UK CCTV Laws 2025 — What You Can and Cannot Film

Installing CCTV in the UK is legal, but the rules on what you can film and how you must manage the footage depend on whether your cameras cover only your own property or extend into public or neighbouring areas.

Domestic CCTV and the ICO

Cameras that only cover your own property (inside your home, your driveway, your garden) are exempt from ICO registration and most data-protection rules under the domestic purposes exemption. However, the moment a camera captures any part of a public road, pavement or a neighbour's property, the full UK GDPR and DPA 2018 regime applies.

Cameras covering public areas

If any part of your camera's field of view captures a public area, you must display a visible CCTV sign (no minimum size prescribed, but it must be readable), have a legitimate purpose (security, crime prevention), retain footage for no longer than necessary (28–31 days is typical), and be able to respond to a Subject Access Request within one month if an individual asks to see footage containing them.

Neighbour disputes

Cameras that deliberately overlook a neighbour's garden or interior can constitute harassment under the Protection from Harassment Act 1997 and a breach of UK GDPR. Courts have ordered removal of cameras in such cases.
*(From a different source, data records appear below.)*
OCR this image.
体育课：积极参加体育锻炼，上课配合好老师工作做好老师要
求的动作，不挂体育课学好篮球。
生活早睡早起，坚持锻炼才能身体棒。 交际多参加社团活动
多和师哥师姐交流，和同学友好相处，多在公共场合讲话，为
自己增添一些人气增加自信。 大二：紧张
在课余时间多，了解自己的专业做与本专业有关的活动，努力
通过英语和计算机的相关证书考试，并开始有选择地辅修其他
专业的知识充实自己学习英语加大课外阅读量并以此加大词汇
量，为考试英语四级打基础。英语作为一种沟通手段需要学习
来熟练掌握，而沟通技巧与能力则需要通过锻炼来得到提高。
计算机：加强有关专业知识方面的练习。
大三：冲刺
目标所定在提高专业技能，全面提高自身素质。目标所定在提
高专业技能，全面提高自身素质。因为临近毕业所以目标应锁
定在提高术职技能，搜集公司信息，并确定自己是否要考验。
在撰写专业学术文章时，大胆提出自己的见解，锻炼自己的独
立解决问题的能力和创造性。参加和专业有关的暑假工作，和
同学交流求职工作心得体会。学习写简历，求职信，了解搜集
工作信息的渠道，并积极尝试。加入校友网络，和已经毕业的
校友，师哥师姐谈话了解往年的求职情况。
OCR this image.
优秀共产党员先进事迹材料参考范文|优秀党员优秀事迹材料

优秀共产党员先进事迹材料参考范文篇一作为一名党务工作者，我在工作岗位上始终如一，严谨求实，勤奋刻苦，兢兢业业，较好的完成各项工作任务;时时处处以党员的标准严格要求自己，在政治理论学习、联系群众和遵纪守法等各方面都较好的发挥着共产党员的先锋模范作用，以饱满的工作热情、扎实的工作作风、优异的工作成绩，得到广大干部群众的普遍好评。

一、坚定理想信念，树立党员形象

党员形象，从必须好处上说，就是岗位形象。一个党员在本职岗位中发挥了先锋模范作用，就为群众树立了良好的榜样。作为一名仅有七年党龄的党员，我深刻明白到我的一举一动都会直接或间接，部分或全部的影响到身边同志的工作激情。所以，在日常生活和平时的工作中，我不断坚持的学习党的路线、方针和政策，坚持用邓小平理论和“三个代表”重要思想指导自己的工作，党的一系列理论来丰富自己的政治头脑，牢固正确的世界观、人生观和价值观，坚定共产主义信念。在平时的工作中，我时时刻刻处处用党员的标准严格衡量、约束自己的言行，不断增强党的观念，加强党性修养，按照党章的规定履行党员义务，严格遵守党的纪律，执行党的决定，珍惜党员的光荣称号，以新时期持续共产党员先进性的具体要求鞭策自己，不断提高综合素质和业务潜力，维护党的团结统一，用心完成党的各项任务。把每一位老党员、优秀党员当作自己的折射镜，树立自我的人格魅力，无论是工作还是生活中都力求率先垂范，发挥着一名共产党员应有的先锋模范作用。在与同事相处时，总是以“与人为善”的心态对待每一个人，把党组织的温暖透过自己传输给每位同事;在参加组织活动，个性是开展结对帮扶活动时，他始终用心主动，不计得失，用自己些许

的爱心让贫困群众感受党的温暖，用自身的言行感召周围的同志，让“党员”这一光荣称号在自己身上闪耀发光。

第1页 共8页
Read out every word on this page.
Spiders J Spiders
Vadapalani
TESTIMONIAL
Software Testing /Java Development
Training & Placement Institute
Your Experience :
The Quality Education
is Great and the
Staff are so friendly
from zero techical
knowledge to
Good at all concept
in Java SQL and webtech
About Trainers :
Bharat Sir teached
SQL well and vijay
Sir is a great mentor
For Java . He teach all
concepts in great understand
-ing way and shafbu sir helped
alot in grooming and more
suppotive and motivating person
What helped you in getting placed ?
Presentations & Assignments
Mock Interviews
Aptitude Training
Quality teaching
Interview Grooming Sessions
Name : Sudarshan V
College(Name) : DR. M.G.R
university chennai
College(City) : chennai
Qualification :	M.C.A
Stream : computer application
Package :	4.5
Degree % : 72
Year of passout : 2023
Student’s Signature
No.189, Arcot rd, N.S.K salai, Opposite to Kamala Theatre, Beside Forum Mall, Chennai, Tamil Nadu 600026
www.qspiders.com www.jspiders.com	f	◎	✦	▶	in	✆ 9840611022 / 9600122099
Position cameras to cover only what you need to cover — our engineers will advise on angles during the free site survey.

Business CCTV — ICO registration

Businesses operating CCTV that captures identifiable individuals are almost always required to register with the ICO as a data controller (annual fee: £40–£60 depending on turnover). Failure to register is a criminal offence with fines up to £4,000. Registration is straightforward and takes around 15 minutes online.

Workplace CCTV

Employees must be informed that CCTV is in use, what it is used for and how long footage is kept. Covert surveillance of employees is only lawful in very limited circumstances (suspected criminal activity) and requires legal advice before implementation. Routine monitoring of staff without notice is likely to breach UK GDPR.

Retention periods

There is no legal maximum retention period for CCTV footage in the UK, but ICO guidance is that footage should be retained only as long as necessary for the purpose it was collected. For general crime-deterrence purposes, 28–31 days is the accepted standard. Longer retention requires justification.

This guide is for general information only and does not constitute legal advice. Consult a solicitor or the ICO for advice specific to your situation.